Monday, Sep. 18, 1995

By Belinda Luscombe

ROSIE ANNOYS THE PRESS, AGAIN

In a world where Sonny Bono legislates and Naomi Campbell writes novels, why can't ROSEANNE help guest-edit an issue of the New Yorker? Editor Tina Brown's decision to ask the vernacular star to mix it up with the venerable magazine's staff for an issue on the American woman was a cocktail some writers found hard to swallow. Longtime New Yorker writer Ian Frazier faxed in his resignation. "It's a theological issue," says Frazier, meaning not that Roseanne is God but that writing is spiritual. "The New Yorker is about writing. Is writing sitting in a room pitching ideas to some tyrannical TV star?" Other alarmed writers were soothed by assurances that the woman who had expressed a fondness for the F word in their own magazine would not actually be editing their work.

'NOPOULOS NABBED

To get a top job at the Clinton White House, you need brains, guts, vision--and may be a chauffeur. Three months after former press secretary Dee Dee Myers' drunk-driving infraction, White House senior adviser GEORGE STEPHANOPOULOS was in handcuffs after he twice bumped a car and cops discovered that his license had expired. "It was an oversight on my part," he said. Within a day, the police were apologetic as well. One told the Washington Post, "The officer just made bad decisions." SEEN & HEARD

Salman Rushdie made a rare pre-announced public appearance when he spoke at a Writers Against the State forum in London. "This is a very important moment for me, and I hope it will be the first of more such moments," the writer said. Then again, maybe not. The Moor's Last Sigh, Rushdie's new novel, has infuriated Hindu militants in India.

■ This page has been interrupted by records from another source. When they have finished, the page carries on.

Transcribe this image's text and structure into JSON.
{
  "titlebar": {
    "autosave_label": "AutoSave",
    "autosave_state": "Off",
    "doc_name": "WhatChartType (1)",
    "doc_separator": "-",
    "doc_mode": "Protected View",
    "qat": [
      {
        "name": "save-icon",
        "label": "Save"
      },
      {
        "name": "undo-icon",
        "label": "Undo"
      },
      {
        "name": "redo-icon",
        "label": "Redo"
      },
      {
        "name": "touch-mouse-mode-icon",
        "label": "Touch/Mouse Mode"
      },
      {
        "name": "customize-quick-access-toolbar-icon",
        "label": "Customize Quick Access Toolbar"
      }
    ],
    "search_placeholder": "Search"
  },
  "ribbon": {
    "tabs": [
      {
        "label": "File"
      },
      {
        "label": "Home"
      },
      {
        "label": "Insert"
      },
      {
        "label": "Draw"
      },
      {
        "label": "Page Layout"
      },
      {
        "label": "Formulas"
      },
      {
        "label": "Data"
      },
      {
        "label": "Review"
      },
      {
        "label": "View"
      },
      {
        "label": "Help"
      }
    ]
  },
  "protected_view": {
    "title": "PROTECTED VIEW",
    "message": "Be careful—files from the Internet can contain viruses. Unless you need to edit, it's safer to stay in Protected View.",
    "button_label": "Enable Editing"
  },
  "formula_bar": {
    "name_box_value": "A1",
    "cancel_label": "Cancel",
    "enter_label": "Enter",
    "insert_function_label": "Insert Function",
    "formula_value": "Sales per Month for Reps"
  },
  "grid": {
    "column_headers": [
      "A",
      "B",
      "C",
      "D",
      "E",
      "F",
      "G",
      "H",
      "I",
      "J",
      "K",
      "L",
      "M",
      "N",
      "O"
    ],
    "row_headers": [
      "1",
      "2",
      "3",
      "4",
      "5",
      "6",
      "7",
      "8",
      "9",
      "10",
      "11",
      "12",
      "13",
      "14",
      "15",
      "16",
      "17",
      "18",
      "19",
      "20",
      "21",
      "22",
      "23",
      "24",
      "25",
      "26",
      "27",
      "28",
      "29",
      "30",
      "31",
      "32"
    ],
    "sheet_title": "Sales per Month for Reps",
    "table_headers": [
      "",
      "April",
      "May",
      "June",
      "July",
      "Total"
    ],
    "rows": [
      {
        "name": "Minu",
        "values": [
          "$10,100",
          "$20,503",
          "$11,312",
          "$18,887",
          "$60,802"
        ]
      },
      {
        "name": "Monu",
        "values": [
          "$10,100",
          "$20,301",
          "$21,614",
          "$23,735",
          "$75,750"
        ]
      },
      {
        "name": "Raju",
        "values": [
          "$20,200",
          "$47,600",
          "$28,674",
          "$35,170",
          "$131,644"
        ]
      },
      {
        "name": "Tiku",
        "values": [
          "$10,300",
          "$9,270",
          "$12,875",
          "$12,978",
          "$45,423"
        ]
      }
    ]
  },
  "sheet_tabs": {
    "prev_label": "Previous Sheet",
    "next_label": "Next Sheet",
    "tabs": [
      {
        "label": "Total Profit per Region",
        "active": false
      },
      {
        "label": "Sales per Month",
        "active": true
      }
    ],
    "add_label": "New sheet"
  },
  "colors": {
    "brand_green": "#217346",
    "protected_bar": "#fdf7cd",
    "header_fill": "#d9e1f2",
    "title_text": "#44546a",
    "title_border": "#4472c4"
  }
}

The long arm of litigiousness has reached out and touched Barbara Bush. Former CIA operative and current agency scold Philip Agee is claiming Babs' 1994 autobiography, A Memoir, falsely blames him for the murder of Richard Welch, the CIA's chief operative in Athens. He's suing for $4 million. Ex-First Dog Millie, who wrote a book with Bush, is not named in the suit.

THE OTHER MICHELANGELO

MICHELANGELO ANTONIONI, director of such quintessentially serious European art films as L'Avventura and Blowup, has said he has "things to show rather than things to say." Thus, despite suffering a stroke eight years ago that left him unable to speak, the 83-year-old was able to direct Beyond the Clouds with the help of WIM WENDERS, himself a director of serious European art films. Instead of talking on the set, Antonioni gesticulated and sketched ideas for shots with one hand. Despite lukewarm reviews, the Oscar nominee's first film in 13 years drew standing ovations last week at the Venice Film Festival. Encouraged, he's undertaken a new movie.